|Year : 2016 | Volume
| Issue : 1 | Page : 12-17
Comparison of hemodynamic response to adrenaline infiltration in children undergoing cleft palate repair during general anesthesia with sevoflurane and isoflurane
Poojita Reddy Gunnam, Padmaja Durga, Indira Gurajala, Prasad Rao Kaluvala, Prardhana Veerabathula, Gopinath Ramachandran
Department of Anethesiology and Intensive Care, Nizam's Institute of Medical Sciences, Hyderabad, Telangana, India
|Date of Web Publication||4-Feb-2016|
Dr. Padmaja Durga
Department of Anethesiology and Intensive Care, Nizam's Institute of Medical Sciences, Hyderabad - 500 089, Telangana
Source of Support: None, Conflict of Interest: None
Background and Aims: Systemic absorption of adrenaline often used for infiltration during cleft palate surgery leads to adverse hemodynamic responses. These hemodynamic responses may be attenuated by the volatile anesthetics. This study aims to compare the hemodynamic responses to adrenaline infiltration during isoflurane (ISO) and sevoflurane (SEVO) anesthesia.
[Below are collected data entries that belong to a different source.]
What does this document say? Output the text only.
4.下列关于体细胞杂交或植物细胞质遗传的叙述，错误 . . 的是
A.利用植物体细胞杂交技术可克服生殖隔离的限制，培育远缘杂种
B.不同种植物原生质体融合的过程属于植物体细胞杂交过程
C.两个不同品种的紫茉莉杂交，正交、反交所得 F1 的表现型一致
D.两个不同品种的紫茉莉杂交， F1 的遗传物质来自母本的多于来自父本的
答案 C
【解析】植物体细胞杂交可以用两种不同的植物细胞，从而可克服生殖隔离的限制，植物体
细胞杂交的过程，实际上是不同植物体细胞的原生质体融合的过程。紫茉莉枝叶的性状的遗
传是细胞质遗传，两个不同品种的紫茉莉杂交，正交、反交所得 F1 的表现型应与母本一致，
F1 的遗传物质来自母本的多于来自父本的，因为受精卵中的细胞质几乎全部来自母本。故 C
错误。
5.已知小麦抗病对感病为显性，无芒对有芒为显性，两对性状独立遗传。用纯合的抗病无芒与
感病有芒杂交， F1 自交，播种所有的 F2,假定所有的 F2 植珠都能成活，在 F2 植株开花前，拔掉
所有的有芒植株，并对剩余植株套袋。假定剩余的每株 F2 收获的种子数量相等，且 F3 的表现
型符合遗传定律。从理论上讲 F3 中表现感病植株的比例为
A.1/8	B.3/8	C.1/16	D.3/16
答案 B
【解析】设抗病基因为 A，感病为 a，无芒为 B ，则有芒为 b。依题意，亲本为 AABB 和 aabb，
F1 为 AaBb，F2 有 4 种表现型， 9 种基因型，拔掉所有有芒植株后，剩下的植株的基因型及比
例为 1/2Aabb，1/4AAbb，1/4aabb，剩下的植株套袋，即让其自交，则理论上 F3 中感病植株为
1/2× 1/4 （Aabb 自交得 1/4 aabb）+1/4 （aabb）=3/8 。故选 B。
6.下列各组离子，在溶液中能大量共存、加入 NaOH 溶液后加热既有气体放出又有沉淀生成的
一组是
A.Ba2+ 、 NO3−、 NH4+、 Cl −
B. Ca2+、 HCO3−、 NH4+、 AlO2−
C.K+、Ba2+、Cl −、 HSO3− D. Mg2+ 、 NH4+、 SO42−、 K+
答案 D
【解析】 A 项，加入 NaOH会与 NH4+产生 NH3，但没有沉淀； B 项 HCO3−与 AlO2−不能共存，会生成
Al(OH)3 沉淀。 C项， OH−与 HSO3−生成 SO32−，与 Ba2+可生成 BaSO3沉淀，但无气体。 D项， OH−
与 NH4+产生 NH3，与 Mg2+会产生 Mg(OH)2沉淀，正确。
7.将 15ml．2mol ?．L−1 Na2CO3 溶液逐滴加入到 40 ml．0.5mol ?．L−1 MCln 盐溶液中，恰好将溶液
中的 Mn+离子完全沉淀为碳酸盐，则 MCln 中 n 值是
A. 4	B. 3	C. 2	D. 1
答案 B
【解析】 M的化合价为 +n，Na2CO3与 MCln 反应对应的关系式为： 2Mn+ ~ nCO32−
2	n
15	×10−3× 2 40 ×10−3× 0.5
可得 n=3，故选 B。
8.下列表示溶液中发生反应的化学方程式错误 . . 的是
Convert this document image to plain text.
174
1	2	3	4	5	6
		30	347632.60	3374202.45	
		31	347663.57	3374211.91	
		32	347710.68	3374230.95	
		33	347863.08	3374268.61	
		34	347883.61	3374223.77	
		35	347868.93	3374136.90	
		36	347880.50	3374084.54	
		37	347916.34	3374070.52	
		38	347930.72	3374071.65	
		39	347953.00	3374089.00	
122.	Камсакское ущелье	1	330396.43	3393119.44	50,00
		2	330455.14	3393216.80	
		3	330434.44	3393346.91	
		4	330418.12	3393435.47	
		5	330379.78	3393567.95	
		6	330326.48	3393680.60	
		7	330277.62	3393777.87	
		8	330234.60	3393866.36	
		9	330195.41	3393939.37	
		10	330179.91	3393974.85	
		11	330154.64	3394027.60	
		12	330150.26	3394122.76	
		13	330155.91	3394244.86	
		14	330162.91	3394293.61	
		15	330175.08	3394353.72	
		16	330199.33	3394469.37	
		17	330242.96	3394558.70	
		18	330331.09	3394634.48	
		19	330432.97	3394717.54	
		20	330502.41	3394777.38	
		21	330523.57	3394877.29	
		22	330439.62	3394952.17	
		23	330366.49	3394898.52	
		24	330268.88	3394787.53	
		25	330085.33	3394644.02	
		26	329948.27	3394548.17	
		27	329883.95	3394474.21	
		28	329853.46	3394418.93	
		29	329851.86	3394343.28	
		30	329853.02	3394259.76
Material and Methods: Sixty children aged between 9 months and 48 months, weighing between 8 kg and 20 kg, undergoing primary repair of cleft palate were randomly allocated into two groups: Group ISO - anesthesia maintained with ISO (2 minimum alveolar concentrations [MAC]) and nitrous oxide 50% and group SEVO - maintained on SEVO (2 MAC) and nitrous oxide 50%. Surgical site was infiltrated with 1 ml/kg of 1:200,000 solution of adrenaline with 0.5% lignocaine. Heart rate (HR), systolic blood pressure (SBP), diastolic blood pressure (DBP) and mean arterial blood pressure (MAP) were noted at the end of infiltration and every 1 min for 5 min following infiltration. The percentage change of hemodynamic responses from baseline, following infiltration were compared between the two groups.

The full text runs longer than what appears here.